Tailpipe has lab-tested GPUs from NVIDIA and AMD (see Appendix A), which are the most common GPU manufacturers utilised by cloud service providers. In a small number of instances, accelerators from Habana Labs and Qualcomm are used, as well as AWS’ own architecture, the Inferentia and Trainium machine learning chips. Habana Labs GPUs are matched to the NVIDIA power curve, and Qualcomm GPUs are matched to the AMD power curve, due to similarities between these manufacturers’ specifications. AWS does not release any data on the power consumption or TDP of its Inferentia and Trainium chips, but does draw a comparison between the Trainium and P5e families: ‘Trn2 instances offer 30-40% better price performance than the current generation of GPU-based EC2 P5e and P5en instances’.

Tailpipe therefore allocates Trainium GPUs a TDP of 600, based on the NVIDIA H200 Tensor Core GPUs utilised by the P5e family.

Hugging Face conducted tests on the Inferentia chips that drew comparisons with the AWS G5 family. Tailpipe therefore allocates the Inferentia chips a TDP of 150, based on the NVIDIA A10G Tensor Core GPUs utilised by the G5 family.

The methodology used by Tailpipe for users who have enabled accelerator utilization tracking is therefore:  

Accelerator Energy Consumption (Wh) = (TDP Power Factor * Accelerator TDP) * Hours of Utilization * Number of Accelerators

When customers do not have utilization tracking software enabled, Tailpipe assumes that accelerators are being utilized at a rate of 60%. This is based on a statement made by a principle generative AI architect at Alphabet, that ‘the utilization rates of GPUs for AI workloads in a datacenter run by cloud service providers (CSP) is between 60% and 70%’ (as reported in Tom’s Hardware, 2025).

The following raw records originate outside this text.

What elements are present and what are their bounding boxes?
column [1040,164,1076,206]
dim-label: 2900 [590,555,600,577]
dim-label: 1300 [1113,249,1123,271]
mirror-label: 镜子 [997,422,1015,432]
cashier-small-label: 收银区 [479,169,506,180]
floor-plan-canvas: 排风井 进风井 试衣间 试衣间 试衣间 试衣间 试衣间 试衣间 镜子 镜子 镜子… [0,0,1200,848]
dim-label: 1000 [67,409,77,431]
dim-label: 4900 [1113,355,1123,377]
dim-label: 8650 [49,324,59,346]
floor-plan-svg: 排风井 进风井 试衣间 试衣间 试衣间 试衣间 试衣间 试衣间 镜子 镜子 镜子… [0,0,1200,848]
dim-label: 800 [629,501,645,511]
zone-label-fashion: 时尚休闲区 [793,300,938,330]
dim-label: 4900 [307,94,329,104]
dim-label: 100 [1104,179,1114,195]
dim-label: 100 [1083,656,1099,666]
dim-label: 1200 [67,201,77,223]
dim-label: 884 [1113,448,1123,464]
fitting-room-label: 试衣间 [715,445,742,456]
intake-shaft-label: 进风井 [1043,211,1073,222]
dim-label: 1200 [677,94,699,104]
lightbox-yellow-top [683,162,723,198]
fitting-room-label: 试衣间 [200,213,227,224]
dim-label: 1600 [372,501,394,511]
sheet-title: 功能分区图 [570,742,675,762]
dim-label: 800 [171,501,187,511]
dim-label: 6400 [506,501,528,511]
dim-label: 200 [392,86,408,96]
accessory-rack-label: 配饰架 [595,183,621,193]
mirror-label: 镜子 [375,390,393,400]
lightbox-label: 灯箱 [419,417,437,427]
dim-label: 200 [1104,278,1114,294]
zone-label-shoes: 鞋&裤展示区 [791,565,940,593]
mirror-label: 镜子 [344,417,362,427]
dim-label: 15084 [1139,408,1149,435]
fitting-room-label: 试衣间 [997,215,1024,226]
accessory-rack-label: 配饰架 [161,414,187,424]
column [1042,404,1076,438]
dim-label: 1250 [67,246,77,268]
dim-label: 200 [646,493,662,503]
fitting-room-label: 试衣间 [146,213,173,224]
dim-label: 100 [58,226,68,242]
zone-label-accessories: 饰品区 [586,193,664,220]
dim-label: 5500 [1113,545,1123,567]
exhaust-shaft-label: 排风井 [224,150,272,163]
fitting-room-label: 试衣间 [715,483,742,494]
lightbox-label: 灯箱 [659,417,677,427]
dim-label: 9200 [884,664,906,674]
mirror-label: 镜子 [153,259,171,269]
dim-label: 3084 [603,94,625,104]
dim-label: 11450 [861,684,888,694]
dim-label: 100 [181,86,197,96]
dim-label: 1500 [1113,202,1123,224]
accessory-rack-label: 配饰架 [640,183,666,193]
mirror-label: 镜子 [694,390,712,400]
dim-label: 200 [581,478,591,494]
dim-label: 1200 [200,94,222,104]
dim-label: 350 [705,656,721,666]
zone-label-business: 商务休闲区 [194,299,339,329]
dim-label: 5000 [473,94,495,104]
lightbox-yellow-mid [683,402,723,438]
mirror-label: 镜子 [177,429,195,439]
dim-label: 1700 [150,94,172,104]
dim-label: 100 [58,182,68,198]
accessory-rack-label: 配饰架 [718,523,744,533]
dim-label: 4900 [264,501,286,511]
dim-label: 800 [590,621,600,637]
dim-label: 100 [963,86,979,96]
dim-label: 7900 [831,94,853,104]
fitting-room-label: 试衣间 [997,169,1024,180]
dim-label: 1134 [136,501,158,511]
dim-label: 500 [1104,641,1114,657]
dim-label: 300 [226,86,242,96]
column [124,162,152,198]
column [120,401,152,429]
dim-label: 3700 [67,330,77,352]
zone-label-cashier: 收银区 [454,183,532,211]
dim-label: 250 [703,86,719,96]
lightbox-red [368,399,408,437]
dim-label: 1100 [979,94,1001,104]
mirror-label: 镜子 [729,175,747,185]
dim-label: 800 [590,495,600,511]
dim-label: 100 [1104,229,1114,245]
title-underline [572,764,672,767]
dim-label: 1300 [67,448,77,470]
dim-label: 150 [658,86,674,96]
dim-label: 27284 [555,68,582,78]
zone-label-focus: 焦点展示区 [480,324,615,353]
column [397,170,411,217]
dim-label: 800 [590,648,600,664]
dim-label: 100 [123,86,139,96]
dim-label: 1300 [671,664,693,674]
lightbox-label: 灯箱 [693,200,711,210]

The methodology used by Tailpipe for users who do not track accelerator utilization is therefore:  

Accelerator Energy Consumption (Wh) = (60% TDP Power Factor * Accelerator TDP) * Hours of Utilization * Number of Accelerators

Where the 60% TDP power factor for NVIDIA, Habana Labs, and AWS accelerators is 0.60055, and for AMD and Qualcomm accelerators is 0.32644.